Renaldo left. Mirabella sat long after the door closed. Her hands gripped the edges of the chair. She considered Renaldo’s truth in contrast to the one she herself conjured. In her mind Lorenzo was the enemy, and Lorenzo would have to pay. Never in her wildest imagination could she think her sister would betray her this way.
Three shots.
Three shots to the back, and Giovanni lay in a perpetual sleep.
Three shots to the back meant his assailant wanted him dead.

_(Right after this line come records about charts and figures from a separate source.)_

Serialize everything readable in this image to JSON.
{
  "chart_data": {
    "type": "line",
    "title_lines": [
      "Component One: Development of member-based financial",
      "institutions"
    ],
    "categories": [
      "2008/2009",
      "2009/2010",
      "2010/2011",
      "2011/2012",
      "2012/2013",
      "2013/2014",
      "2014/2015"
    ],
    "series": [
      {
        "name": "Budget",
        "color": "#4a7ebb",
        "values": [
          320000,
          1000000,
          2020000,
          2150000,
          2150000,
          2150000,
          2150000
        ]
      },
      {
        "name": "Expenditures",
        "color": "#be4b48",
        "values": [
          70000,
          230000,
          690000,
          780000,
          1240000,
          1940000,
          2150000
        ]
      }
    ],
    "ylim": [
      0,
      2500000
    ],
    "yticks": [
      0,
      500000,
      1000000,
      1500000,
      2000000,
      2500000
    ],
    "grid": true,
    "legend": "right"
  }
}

Mirabella stood. She went to her desk and turned away. She walked over to the phone and stopped herself from picking it up. Her gaze then landed on the record. The precious record of her mother’s voice. The only evidence Lisa ever existed. And Marietta had wanted to keep it for herself. She glanced to the journal she has been unable to read. Marietta wanted to keep that hidden away too.
All of her emotions collapsed in on her. Giovanni might die. And even worse than death, her beloved may be in a vegetable state forever. Because of her own sister.
“Damn it!” Tears hotly coursed down her cheeks. Mirabella sat down in the chair and reached for the silver framed image of her wedding picture. Giovanni stood behind her as she held a bouquet of blue roses. Her wedding was the first time she laid eyes on Marietta. Mirabella gazed upon Giovanni’s handsome face. The happiness in his smile.
She sniffed and drew back her tears.
“I swear to you, Gio. She’s going to pay. They are all going to pay.”
The door to the room opened. Lorenzo glanced up. He expected Marietta to return. Instead it was Armando. He pushed a wheelchair inside the room and brought it to a stop before the foot of the bed.